Clarke tried not to let it show that she'd been taken by surprise. "I said, when this is over I'm going to make bread. I'm going to put down this gun and build a hut with a big brick oven, and I'm going to make bread for Camp Jaha."

Lexa didn't say anything, just looked into Clarke's eyes.

The blonde wondered just what the other woman could see. Could Lexa see the fear, the apprehension? Could the Commander see the blood on her hands, how it made her whole body ache? The toll of each new loss? The exhaustion? The darkness, the way it had sunk into her bones, so deep Clarke couldn't remember a time anymore when she didn't feel like she was made of it?

"Just Camp Jaha," Lexa finally asked, breaking the silence.

Clarke gave the slightest shake of her head in answer.

"No," she said, more breath than word, "not just Jaha. Some days I will fill my bags with loaves and travel to the Grounder village, and I will share with the Trigedakru."

She took a step toward the taller woman with the piercing green eyes.

"And some days—," Clarke whispered, "one day—I will bring you the best of my loaves, fit only for the Heda."

Lexa took a deep breath, her eyes closed as she felt the warmth of Clarke's body so close to her own.

"Well," she answered once she'd brought her trembling hands under control once more, "on the days you bring many loaves, I will order the cooks to prepare a grand feast, and we will celebrate the union of our peoples, our great victories."

She looked down at the woman from the sky as she continued, "But on the days you only bring one, I will ask the cooks to prepare a meal just for the two of us. And we will celebrate our union, our victory."

The Grounder felt the shudder that ran through the blonde's body, even with the space between them, and they stood like that for a moment. Almost touching. Careful breaths. Silent.

Until with a shout from outside and the whinny of the horse behind them, the world resumed its spinning once again.
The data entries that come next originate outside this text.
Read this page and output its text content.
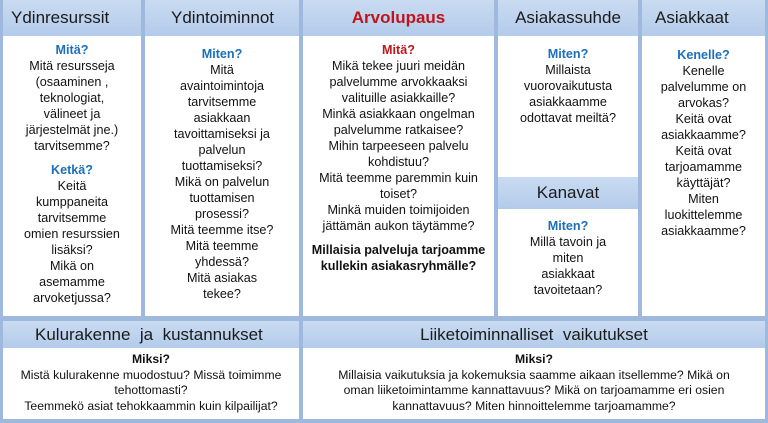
Ydinresurssit
Mitä?
Mitä resursseja
(osaaminen ,
teknologiat,
välineet ja
järjestelmät jne.)
tarvitsemme?
Ketkä?
Keitä
kumppaneita
tarvitsemme
omien resurssien
lisäksi?
Mikä on
asemamme
arvoketjussa?
Ydintoiminnot
Miten?
Mitä
avaintoimintoja
tarvitsemme
asiakkaan
tavoittamiseksi ja
palvelun
tuottamiseksi?
Mikä on palvelun
tuottamisen
prosessi?
Mitä teemme itse?
Mitä teemme
yhdessä?
Mitä asiakas
tekee?
Arvolupaus
Mitä?
Mikä tekee juuri meidän
palvelumme arvokkaaksi
valituille asiakkaille?
Minkä asiakkaan ongelman
palvelumme ratkaisee?
Mihin tarpeeseen palvelu
kohdistuu?
Mitä teemme paremmin kuin
toiset?
Minkä muiden toimijoiden
jättämän aukon täytämme?
Millaisia palveluja tarjoamme
kullekin asiakasryhmälle?
Asiakassuhde
Miten?
Millaista
vuorovaikutusta
asiakkaamme
odottavat meiltä?
Kanavat
Miten?
Millä tavoin ja
miten
asiakkaat
tavoitetaan?
Asiakkaat
Kenelle?
Kenelle
palvelumme on
arvokas?
Keitä ovat
asiakkaamme?
Keitä ovat
tarjoamamme
käyttäjät?
Miten
luokittelemme
asiakkaamme?
Kulurakenne  ja  kustannukset
Miksi?
Mistä kulurakenne muodostuu? Missä toimimme
tehottomasti?
Teemmekö asiat tehokkaammin kuin kilpailijat?
Liiketoiminnalliset  vaikutukset
Miksi?
Millaisia vaikutuksia ja kokemuksia saamme aikaan itsellemme? Mikä on
oman liiketoimintamme kannattavuus? Mikä on tarjoamamme eri osien
kannattavuus? Miten hinnoittelemme tarjoamamme?
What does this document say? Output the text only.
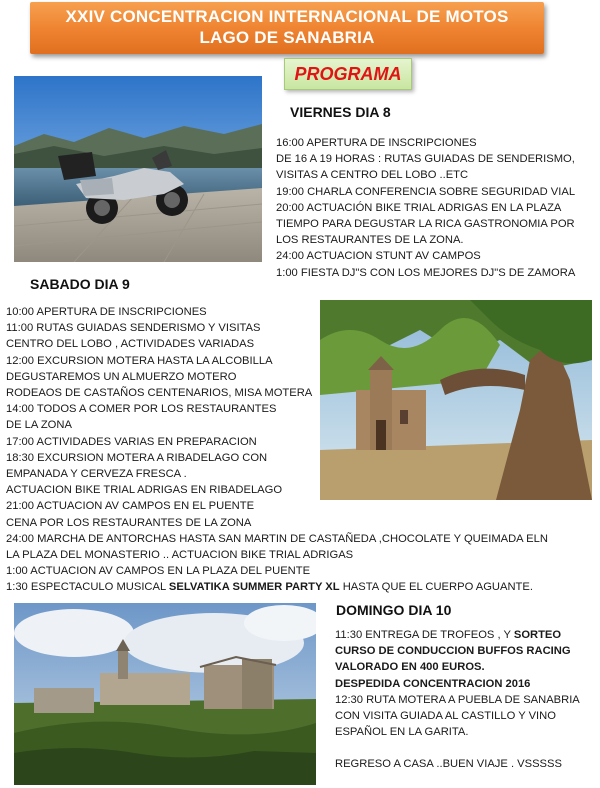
XXIV CONCENTRACION INTERNACIONAL DE MOTOS
LAGO DE SANABRIA
PROGRAMA
VIERNES DIA 8
16:00 APERTURA DE INSCRIPCIONES
DE 16 A 19 HORAS : RUTAS GUIADAS DE SENDERISMO,
VISITAS A CENTRO DEL LOBO ..ETC
19:00 CHARLA CONFERENCIA SOBRE SEGURIDAD VIAL
20:00 ACTUACIÓN BIKE TRIAL ADRIGAS EN LA PLAZA
TIEMPO PARA DEGUSTAR LA RICA GASTRONOMIA POR
LOS RESTAURANTES DE LA ZONA.
24:00 ACTUACION STUNT AV CAMPOS
1:00 FIESTA DJ"S CON LOS MEJORES DJ"S DE ZAMORA
SABADO DIA 9
10:00 APERTURA DE INSCRIPCIONES
11:00 RUTAS GUIADAS SENDERISMO Y VISITAS
CENTRO DEL LOBO , ACTIVIDADES VARIADAS
12:00 EXCURSION MOTERA HASTA LA ALCOBILLA
DEGUSTAREMOS UN ALMUERZO MOTERO
RODEAOS DE CASTAÑOS CENTENARIOS, MISA MOTERA
14:00 TODOS A COMER POR LOS RESTAURANTES
DE LA ZONA
17:00 ACTIVIDADES VARIAS EN PREPARACION
18:30 EXCURSION MOTERA A RIBADELAGO CON
EMPANADA Y CERVEZA FRESCA .
ACTUACION BIKE TRIAL ADRIGAS EN RIBADELAGO
21:00 ACTUACION AV CAMPOS EN EL PUENTE
CENA POR LOS RESTAURANTES DE LA ZONA
24:00 MARCHA DE ANTORCHAS HASTA SAN MARTIN DE CASTAÑEDA ,CHOCOLATE Y QUEIMADA ELN
LA PLAZA DEL MONASTERIO .. ACTUACION BIKE TRIAL ADRIGAS
1:00 ACTUACION AV CAMPOS EN LA PLAZA DEL PUENTE
1:30 ESPECTACULO MUSICAL SELVATIKA SUMMER PARTY XL HASTA QUE EL CUERPO AGUANTE.
DOMINGO DIA 10
11:30 ENTREGA DE TROFEOS , Y SORTEO
CURSO DE CONDUCCION BUFFOS RACING
VALORADO EN 400 EUROS.
DESPEDIDA CONCENTRACION 2016
12:30 RUTA MOTERA A PUEBLA DE SANABRIA
CON VISITA GUIADA AL CASTILLO Y VINO
ESPAÑOL EN LA GARITA.
REGRESO A CASA ..BUEN VIAJE . VSSSSS
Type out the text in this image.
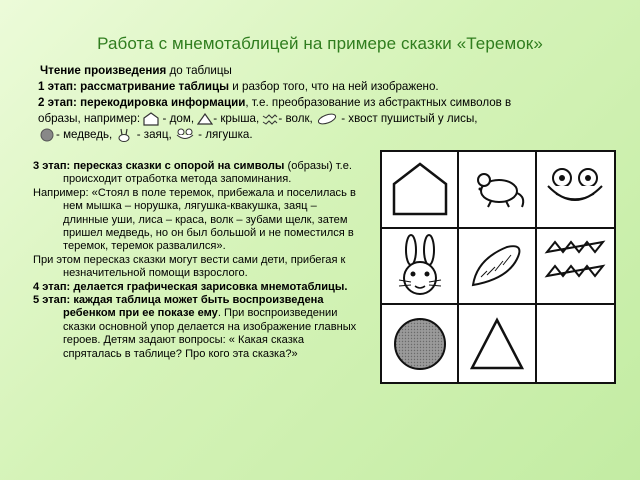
Работа с мнемотаблицей на примере сказки «Теремок»
Чтение произведения до таблицы
1 этап: рассматривание таблицы и разбор того, что на ней изображено.
2 этап: перекодировка информации, т.е. преобразование из абстрактных символов в
образы, например:
- дом,
- крыша,
- волк,
- хвост пушистый у лисы,
- медведь,
- заяц,
- лягушка.

3 этап: пересказ сказки с опорой на символы (образы) т.е. происходит отработка метода запоминания.

Например: «Стоял в поле теремок, прибежала и поселилась в нем мышка – норушка, лягушка-квакушка, заяц – длинные уши, лиса – краса, волк – зубами щелк, затем пришел медведь, но он был большой и не поместился в теремок, теремок развалился».

При этом пересказ сказки могут вести сами дети, прибегая к незначительной помощи взрослого.

4 этап: делается графическая зарисовка мнемотаблицы.

5 этап: каждая таблица может быть воспроизведена ребенком при ее показе ему. При воспроизведении сказки основной упор делается на изображение главных героев. Детям задают вопросы: « Какая сказка спряталась в таблице? Про кого эта сказка?»
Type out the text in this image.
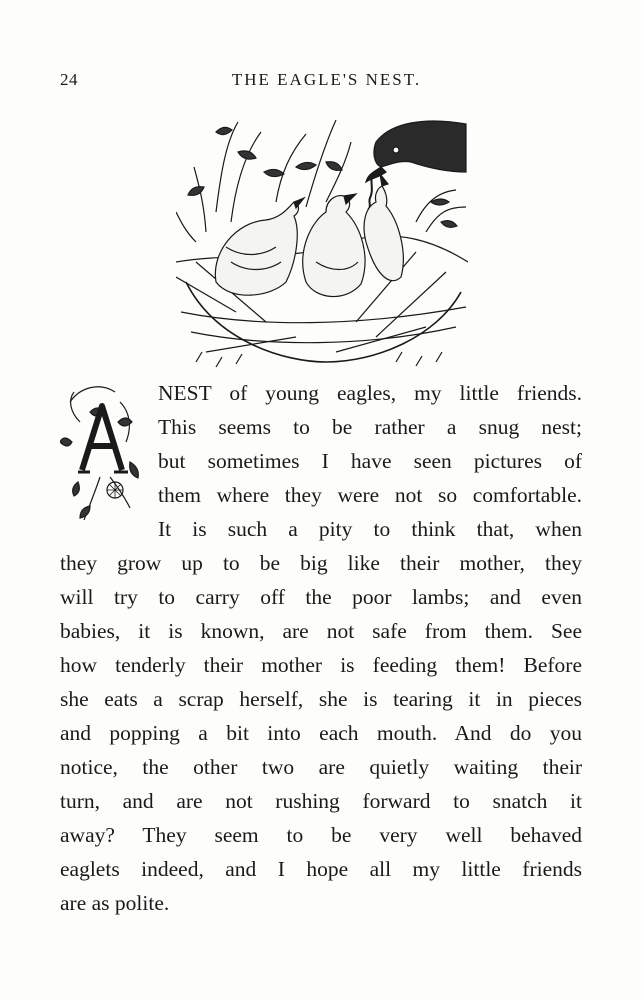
24	THE EAGLE'S NEST.
NEST of young eagles, my little friends.
This seems to be rather a snug nest;
but sometimes I have seen pictures of
them where they were not so comfortable.
It is such a pity to think that, when
they grow up to be big like their mother, they
will try to carry off the poor lambs; and even
babies, it is known, are not safe from them. See
how tenderly their mother is feeding them! Before
she eats a scrap herself, she is tearing it in pieces
and popping a bit into each mouth. And do you
notice, the other two are quietly waiting their
turn, and are not rushing forward to snatch it
away? They seem to be very well behaved
eaglets indeed, and I hope all my little friends
are as polite.
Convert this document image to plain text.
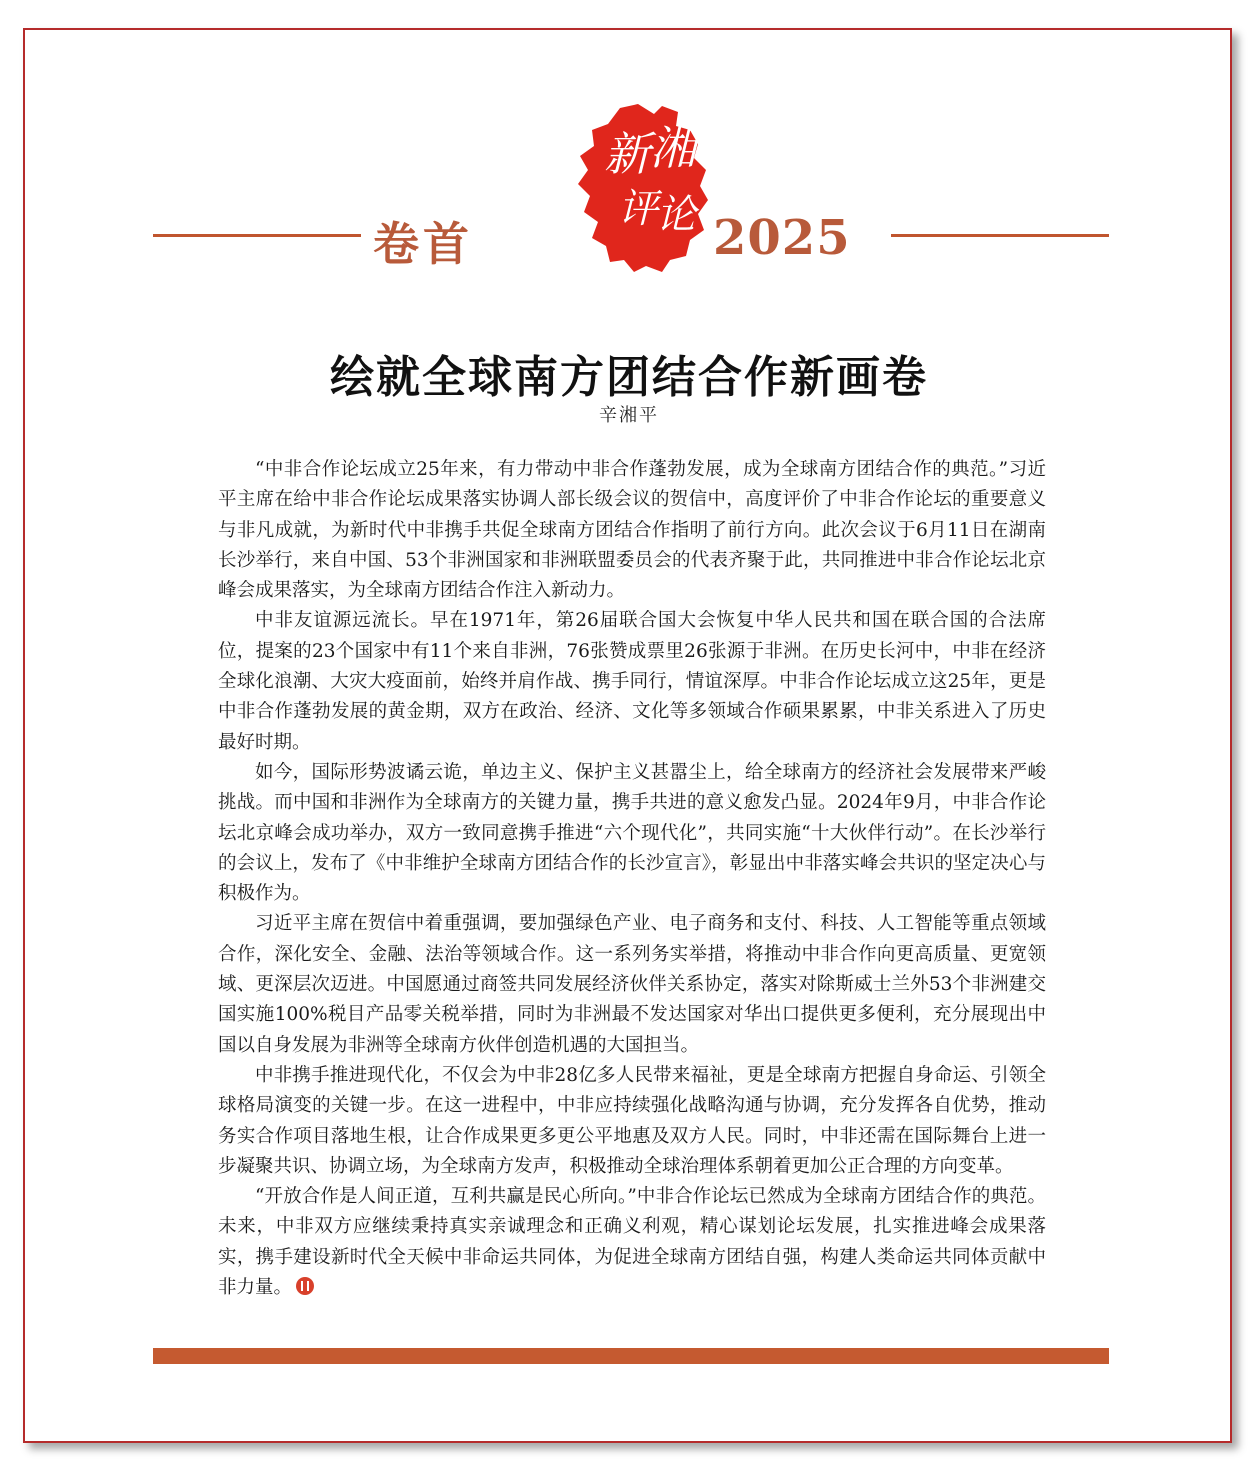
卷首
新 湘
评
论 2025
绘就全球南方团结合作新画卷
辛湘平

“中非合作论坛成立25年来，有力带动中非合作蓬勃发展，成为全球南方团结合作的典范。”习近平主席在给中非合作论坛成果落实协调人部长级会议的贺信中，高度评价了中非合作论坛的重要意义与非凡成就，为新时代中非携手共促全球南方团结合作指明了前行方向。此次会议于6月11日在湖南长沙举行，来自中国、53个非洲国家和非洲联盟委员会的代表齐聚于此，共同推进中非合作论坛北京峰会成果落实，为全球南方团结合作注入新动力。

中非友谊源远流长。早在1971年，第26届联合国大会恢复中华人民共和国在联合国的合法席位，提案的23个国家中有11个来自非洲，76张赞成票里26张源于非洲。在历史长河中，中非在经济全球化浪潮、大灾大疫面前，始终并肩作战、携手同行，情谊深厚。中非合作论坛成立这25年，更是中非合作蓬勃发展的黄金期，双方在政治、经济、文化等多领域合作硕果累累，中非关系进入了历史最好时期。

如今，国际形势波谲云诡，单边主义、保护主义甚嚣尘上，给全球南方的经济社会发展带来严峻挑战。而中国和非洲作为全球南方的关键力量，携手共进的意义愈发凸显。2024年9月，中非合作论坛北京峰会成功举办，双方一致同意携手推进“六个现代化”，共同实施“十大伙伴行动”。在长沙举行的会议上，发布了《中非维护全球南方团结合作的长沙宣言》，彰显出中非落实峰会共识的坚定决心与积极作为。

习近平主席在贺信中着重强调，要加强绿色产业、电子商务和支付、科技、人工智能等重点领域合作，深化安全、金融、法治等领域合作。这一系列务实举措，将推动中非合作向更高质量、更宽领域、更深层次迈进。中国愿通过商签共同发展经济伙伴关系协定，落实对除斯威士兰外53个非洲建交国实施100%税目产品零关税举措，同时为非洲最不发达国家对华出口提供更多便利，充分展现出中国以自身发展为非洲等全球南方伙伴创造机遇的大国担当。

中非携手推进现代化，不仅会为中非28亿多人民带来福祉，更是全球南方把握自身命运、引领全球格局演变的关键一步。在这一进程中，中非应持续强化战略沟通与协调，充分发挥各自优势，推动务实合作项目落地生根，让合作成果更多更公平地惠及双方人民。同时，中非还需在国际舞台上进一步凝聚共识、协调立场，为全球南方发声，积极推动全球治理体系朝着更加公正合理的方向变革。

“开放合作是人间正道，互利共赢是民心所向。”中非合作论坛已然成为全球南方团结合作的典范。未来，中非双方应继续秉持真实亲诚理念和正确义利观，精心谋划论坛发展，扎实推进峰会成果落实，携手建设新时代全天候中非命运共同体，为促进全球南方团结自强，构建人类命运共同体贡献中非力量。
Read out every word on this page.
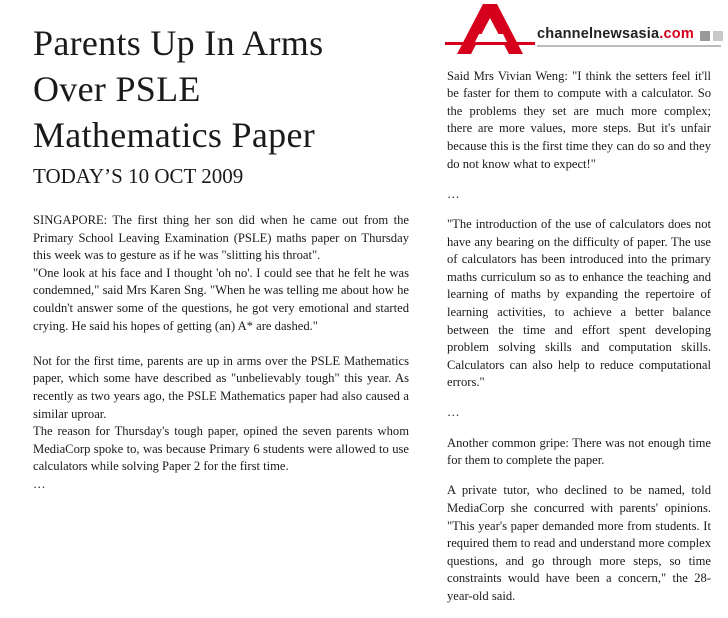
Parents Up In Arms
Over PSLE
Mathematics Paper
TODAY’S 10 OCT 2009

SINGAPORE: The first thing her son did when he came out from the Primary School Leaving Examination (PSLE) maths paper on Thursday this week was to gesture as if he was "slitting his throat".

"One look at his face and I thought 'oh no'. I could see that he felt he was condemned," said Mrs Karen Sng. "When he was telling me about how he couldn't answer some of the questions, he got very emotional and started crying. He said his hopes of getting (an) A* are dashed."

Not for the first time, parents are up in arms over the PSLE Mathematics paper, which some have described as "unbelievably tough" this year. As recently as two years ago, the PSLE Mathematics paper had also caused a similar uproar.

The reason for Thursday's tough paper, opined the seven parents whom MediaCorp spoke to, was because Primary 6 students were allowed to use calculators while solving Paper 2 for the first time.

…

channelnewsasia.com

Said Mrs Vivian Weng: "I think the setters feel it'll be faster for them to compute with a calculator. So the problems they set are much more complex; there are more values, more steps. But it's unfair because this is the first time they can do so and they do not know what to expect!"

…

"The introduction of the use of calculators does not have any bearing on the difficulty of paper. The use of calculators has been introduced into the primary maths curriculum so as to enhance the teaching and learning of maths by expanding the repertoire of learning activities, to achieve a better balance between the time and effort spent developing problem solving skills and computation skills. Calculators can also help to reduce computational errors."

…

Another common gripe: There was not enough time for them to complete the paper.

A private tutor, who declined to be named, told MediaCorp she concurred with parents' opinions. "This year's paper demanded more from students. It required them to read and understand more complex questions, and go through more steps, so time constraints would have been a concern," the 28-year-old said.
Nodding, Clarke pulled back.

"When you're ready," Lexa informed Clarke, remembering why she came after the blonde in the first place, "we will ride."

Outside, in the early morning light, an army waits for them, waits to be led into battle. Each man and woman knows that they may not return. Each is prepared to be led to death by these women, their leaders.

"I'm ready," Clarke answered, as true as it could be. She would never be ready to take lives, to deal in blood and death. But the moment always seemed to come despite it. She led her horse out of the stable and mounted him while Lexa readied her own, an sight to behold in his warpaint and armor.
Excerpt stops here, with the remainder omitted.